第5話

※※※




 ——その日の夕方。

 赤く腫れ上がった頬をさする俺は、裏庭で一人、悔しさに涙を流した。靴を無くしたと謝罪した俺に向かって、酔った父親が怒って殴ったのだ。

 


(俺のせいじゃ、ないのに……っ)



 やりきれない悔しさから、側にあった大きな石を掴むとジッと見つめる。



(これを、思いっきり投げたら……。少しは、悔しさも晴れるかな……)



「ニャア……」



 いつの間に来たのか、俺の目の前で小さな鳴き声を上げた黒猫。痩せ細ったその身体から察するに、きっと野良猫なのだろう。首輪もしていない。

 放心した頭で、そんな事を考えていると——。


 気付けば、右手に持った石を何度も大きく振り上げていた俺。右手に伝わる、鈍い衝撃。

 その何度目かの衝撃で、ハッと我に返った俺は、足元に横たわる黒猫に視線を落とした。



 ——!!!



 ピクピクと手足を痙攣させながら、顔面から大量の血を流し続ける猫。その姿は、もはや原形すらとどめていない。



「っ……ごめんっ。……ごめん、なさい……っ」



 涙を流して謝りながら、震える手でそっと猫に触れてみる。その指先から伝わる体温はとても温かく——けれど、鼓動を感じる事はできなかった。



(……っ。どう、しよう……っ。どうしよう……っ)



 自分のしでかした事態に恐怖すると、ガタガタと震え始めた身体でそっと猫を抱える。



(っ……か、隠さなきゃ……。でも……どこに……? ……あっ!)



 井戸の中で消えた靴のことを思い出すと、そのまま猫を抱えて歩き始める。



(……もしかしたら——)



 そんな思いを胸に井戸の前までやってくると、コクリと小さく息を飲む。

 俺は抱えていた猫を持ち上げると、ギュッと固く瞼を閉じ、そのまま井戸の上でパッと手を離した。

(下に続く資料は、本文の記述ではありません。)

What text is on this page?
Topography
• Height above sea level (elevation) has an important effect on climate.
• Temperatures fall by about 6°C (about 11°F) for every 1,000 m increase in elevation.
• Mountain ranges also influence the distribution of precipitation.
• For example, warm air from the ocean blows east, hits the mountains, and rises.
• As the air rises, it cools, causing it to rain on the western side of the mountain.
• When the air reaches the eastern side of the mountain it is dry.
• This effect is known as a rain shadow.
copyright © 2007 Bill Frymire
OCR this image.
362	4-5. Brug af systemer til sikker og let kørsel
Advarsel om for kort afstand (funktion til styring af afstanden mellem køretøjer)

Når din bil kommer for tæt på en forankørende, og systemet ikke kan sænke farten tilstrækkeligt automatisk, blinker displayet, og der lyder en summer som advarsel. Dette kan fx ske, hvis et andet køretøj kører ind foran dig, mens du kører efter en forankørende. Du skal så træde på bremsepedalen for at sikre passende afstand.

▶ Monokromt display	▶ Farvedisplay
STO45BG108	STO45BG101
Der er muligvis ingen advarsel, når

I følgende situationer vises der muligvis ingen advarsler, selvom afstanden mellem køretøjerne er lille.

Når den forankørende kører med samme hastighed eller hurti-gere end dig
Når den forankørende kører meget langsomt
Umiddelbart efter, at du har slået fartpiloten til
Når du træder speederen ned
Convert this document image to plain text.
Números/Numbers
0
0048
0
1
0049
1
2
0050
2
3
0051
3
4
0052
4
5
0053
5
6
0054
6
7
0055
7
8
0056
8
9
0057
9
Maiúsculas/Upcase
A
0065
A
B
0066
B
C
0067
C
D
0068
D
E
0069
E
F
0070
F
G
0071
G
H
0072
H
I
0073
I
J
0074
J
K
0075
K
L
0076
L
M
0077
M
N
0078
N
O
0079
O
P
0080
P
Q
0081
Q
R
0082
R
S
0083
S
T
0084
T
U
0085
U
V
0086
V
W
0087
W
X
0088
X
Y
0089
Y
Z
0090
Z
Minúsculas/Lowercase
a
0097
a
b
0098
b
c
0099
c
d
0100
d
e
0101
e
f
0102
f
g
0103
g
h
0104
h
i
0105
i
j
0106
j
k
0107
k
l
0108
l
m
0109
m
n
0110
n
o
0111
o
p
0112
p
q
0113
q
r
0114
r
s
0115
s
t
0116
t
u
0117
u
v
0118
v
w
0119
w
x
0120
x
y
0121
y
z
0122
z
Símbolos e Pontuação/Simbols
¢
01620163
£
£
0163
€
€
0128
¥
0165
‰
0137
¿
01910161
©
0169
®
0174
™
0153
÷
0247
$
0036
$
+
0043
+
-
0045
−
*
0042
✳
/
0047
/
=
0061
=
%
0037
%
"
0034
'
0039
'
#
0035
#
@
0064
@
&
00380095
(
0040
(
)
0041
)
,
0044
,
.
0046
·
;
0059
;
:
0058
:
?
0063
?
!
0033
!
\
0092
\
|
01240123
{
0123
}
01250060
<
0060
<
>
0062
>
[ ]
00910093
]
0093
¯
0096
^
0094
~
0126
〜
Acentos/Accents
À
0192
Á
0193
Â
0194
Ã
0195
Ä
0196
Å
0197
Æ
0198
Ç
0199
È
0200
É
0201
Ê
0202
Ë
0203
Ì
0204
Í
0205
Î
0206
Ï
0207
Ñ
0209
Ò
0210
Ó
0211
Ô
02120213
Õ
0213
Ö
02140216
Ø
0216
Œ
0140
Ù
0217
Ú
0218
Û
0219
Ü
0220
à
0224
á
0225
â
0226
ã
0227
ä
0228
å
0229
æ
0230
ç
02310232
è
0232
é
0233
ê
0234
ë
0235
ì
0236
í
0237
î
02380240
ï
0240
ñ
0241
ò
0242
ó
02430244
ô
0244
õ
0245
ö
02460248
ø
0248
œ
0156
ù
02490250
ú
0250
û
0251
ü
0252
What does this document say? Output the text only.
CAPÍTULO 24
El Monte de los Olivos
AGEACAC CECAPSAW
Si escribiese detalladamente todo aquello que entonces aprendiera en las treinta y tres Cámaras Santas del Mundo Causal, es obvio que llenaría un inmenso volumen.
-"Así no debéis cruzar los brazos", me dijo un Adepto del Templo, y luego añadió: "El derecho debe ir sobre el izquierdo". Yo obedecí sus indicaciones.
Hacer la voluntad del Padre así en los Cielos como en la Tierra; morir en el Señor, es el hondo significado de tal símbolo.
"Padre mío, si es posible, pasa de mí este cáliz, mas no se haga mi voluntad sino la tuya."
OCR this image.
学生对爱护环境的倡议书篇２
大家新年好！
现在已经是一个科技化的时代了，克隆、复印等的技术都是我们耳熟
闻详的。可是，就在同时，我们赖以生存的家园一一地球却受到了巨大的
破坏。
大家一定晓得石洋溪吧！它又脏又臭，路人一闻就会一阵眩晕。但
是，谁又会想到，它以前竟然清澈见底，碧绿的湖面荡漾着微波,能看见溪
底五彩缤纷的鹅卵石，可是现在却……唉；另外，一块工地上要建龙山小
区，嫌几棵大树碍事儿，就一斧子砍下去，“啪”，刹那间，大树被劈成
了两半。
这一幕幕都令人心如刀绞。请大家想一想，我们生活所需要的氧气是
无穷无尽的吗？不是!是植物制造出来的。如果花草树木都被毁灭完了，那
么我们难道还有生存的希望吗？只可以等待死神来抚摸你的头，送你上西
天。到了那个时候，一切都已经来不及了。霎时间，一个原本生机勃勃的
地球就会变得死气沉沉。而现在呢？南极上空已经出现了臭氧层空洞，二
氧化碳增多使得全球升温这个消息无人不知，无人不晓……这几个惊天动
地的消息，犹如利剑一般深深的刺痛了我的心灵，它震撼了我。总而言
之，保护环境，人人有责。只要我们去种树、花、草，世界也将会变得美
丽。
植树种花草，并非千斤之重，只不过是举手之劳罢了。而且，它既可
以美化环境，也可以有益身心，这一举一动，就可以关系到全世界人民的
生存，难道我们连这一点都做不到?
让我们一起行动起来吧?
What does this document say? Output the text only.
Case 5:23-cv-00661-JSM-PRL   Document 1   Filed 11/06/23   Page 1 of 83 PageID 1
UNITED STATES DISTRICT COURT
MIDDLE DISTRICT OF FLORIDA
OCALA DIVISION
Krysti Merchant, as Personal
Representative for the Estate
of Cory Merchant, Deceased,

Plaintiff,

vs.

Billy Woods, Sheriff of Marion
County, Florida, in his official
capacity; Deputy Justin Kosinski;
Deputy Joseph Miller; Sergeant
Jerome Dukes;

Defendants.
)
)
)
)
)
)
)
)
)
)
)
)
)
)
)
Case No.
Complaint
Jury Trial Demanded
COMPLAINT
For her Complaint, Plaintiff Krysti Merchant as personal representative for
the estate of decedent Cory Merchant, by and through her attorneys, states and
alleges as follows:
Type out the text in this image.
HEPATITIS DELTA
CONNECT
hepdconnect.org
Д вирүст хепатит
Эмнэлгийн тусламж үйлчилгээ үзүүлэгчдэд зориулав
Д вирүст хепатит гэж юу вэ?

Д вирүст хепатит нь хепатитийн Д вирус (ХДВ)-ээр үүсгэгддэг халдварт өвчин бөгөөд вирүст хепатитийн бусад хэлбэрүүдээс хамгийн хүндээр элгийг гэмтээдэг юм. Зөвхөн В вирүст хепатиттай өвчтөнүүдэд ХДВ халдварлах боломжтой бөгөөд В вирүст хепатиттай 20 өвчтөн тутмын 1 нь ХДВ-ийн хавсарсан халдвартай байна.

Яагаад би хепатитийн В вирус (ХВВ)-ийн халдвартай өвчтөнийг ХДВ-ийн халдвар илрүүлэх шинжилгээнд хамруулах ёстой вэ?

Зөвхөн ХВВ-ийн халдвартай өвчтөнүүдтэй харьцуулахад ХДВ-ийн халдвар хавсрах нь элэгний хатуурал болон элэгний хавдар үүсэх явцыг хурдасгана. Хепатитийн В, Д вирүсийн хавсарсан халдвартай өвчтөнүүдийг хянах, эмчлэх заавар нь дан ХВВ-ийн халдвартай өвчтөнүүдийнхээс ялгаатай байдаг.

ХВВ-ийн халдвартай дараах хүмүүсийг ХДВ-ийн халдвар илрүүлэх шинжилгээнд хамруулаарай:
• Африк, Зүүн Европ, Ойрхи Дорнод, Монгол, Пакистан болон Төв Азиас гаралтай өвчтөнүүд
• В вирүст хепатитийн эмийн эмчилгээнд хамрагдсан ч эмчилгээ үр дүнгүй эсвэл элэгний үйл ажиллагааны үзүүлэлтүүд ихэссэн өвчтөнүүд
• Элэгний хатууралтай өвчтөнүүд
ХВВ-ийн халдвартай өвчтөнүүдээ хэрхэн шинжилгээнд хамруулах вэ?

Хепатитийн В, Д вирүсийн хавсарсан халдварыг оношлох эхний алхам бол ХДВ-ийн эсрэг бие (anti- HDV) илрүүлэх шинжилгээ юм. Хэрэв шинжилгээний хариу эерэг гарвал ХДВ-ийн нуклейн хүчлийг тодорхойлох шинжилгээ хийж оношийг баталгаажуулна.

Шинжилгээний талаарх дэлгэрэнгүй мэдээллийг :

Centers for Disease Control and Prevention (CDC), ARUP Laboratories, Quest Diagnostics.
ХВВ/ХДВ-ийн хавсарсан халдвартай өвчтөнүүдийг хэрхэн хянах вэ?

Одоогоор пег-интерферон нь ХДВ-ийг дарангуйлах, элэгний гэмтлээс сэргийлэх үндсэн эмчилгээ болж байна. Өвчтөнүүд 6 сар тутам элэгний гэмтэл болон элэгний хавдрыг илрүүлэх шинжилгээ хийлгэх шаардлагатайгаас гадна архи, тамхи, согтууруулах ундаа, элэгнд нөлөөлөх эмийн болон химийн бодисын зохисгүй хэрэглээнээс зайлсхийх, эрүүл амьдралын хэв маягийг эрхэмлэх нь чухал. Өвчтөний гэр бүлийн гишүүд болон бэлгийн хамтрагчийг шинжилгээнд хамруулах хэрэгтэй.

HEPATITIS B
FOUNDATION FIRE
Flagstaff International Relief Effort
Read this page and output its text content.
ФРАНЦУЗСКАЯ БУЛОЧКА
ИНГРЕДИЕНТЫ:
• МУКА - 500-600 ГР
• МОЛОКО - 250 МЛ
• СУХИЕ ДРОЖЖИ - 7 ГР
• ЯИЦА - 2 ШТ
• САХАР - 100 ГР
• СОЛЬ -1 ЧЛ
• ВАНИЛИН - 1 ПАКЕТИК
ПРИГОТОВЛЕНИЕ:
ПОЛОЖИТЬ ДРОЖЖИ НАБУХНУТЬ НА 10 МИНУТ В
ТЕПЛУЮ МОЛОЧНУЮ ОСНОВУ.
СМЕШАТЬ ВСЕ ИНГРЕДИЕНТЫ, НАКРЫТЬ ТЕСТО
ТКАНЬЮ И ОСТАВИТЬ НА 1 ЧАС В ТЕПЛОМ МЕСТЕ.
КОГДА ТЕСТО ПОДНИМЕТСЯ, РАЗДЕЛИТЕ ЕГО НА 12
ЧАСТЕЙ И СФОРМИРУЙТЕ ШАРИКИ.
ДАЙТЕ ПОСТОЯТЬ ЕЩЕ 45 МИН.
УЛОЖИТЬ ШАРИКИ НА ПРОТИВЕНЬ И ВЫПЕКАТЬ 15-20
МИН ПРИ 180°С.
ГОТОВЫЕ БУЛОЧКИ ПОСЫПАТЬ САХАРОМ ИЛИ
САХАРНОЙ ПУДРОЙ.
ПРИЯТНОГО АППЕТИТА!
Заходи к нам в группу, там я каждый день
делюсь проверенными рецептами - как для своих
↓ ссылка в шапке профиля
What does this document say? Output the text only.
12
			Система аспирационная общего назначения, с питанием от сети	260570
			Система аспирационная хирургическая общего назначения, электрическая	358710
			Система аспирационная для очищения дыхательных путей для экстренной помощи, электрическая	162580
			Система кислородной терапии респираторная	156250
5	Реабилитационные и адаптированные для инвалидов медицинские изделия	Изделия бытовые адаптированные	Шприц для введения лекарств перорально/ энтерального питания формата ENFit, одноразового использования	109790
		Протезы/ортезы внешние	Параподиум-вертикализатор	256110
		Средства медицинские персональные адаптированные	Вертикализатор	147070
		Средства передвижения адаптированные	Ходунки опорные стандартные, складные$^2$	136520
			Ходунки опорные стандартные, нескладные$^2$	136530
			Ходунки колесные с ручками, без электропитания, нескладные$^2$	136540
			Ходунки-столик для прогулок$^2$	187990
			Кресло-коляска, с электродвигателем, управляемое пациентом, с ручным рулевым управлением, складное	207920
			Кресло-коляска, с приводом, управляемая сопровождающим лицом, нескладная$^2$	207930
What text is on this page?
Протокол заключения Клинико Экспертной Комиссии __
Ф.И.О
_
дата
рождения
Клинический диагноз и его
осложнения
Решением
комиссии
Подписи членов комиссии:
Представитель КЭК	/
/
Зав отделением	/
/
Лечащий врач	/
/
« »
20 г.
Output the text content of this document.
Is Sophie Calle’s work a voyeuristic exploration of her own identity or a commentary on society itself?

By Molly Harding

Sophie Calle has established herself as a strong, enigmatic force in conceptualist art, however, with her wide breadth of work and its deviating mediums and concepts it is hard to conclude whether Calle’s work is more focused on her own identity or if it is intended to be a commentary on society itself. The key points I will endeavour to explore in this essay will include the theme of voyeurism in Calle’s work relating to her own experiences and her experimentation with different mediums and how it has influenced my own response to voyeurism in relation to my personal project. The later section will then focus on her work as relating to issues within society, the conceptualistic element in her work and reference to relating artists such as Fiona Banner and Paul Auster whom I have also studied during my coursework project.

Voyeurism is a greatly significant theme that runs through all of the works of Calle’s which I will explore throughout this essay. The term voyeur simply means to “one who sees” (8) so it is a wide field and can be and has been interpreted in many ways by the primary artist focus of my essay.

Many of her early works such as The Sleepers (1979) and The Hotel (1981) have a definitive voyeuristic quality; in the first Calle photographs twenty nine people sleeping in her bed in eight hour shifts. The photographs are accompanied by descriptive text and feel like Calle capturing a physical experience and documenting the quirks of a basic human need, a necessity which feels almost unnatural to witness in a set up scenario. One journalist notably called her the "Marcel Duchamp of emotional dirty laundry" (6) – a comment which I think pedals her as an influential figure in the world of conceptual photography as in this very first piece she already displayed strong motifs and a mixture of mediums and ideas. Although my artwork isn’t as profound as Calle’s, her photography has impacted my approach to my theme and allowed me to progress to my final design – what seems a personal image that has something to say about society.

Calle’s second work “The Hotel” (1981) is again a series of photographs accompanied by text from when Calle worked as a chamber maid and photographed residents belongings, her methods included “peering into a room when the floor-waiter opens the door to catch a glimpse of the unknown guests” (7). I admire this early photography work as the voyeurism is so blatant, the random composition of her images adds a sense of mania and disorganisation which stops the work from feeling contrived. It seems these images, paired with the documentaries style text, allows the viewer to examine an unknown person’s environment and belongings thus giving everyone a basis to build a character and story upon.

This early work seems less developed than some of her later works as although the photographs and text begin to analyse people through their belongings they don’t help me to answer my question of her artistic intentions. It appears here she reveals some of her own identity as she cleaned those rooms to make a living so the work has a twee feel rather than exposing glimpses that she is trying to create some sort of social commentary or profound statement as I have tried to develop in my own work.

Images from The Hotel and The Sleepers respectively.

 閉ざされた視界の中で、恐怖に震えながらも聞こえてくるはずの音にだけ集中する。

 けれど、いつまで経っても聞こえてこないその音に、俺はゆっくりと閉じていた瞼を開くと、恐る恐る井戸の中を覗いてみた。



「……猫が……いな、い」



 確かに井戸の中へと投げ捨てたはずの猫の死体。

 それは、やはり先程の靴と同様に、井戸の中で忽然こつぜんと姿を消したのだった。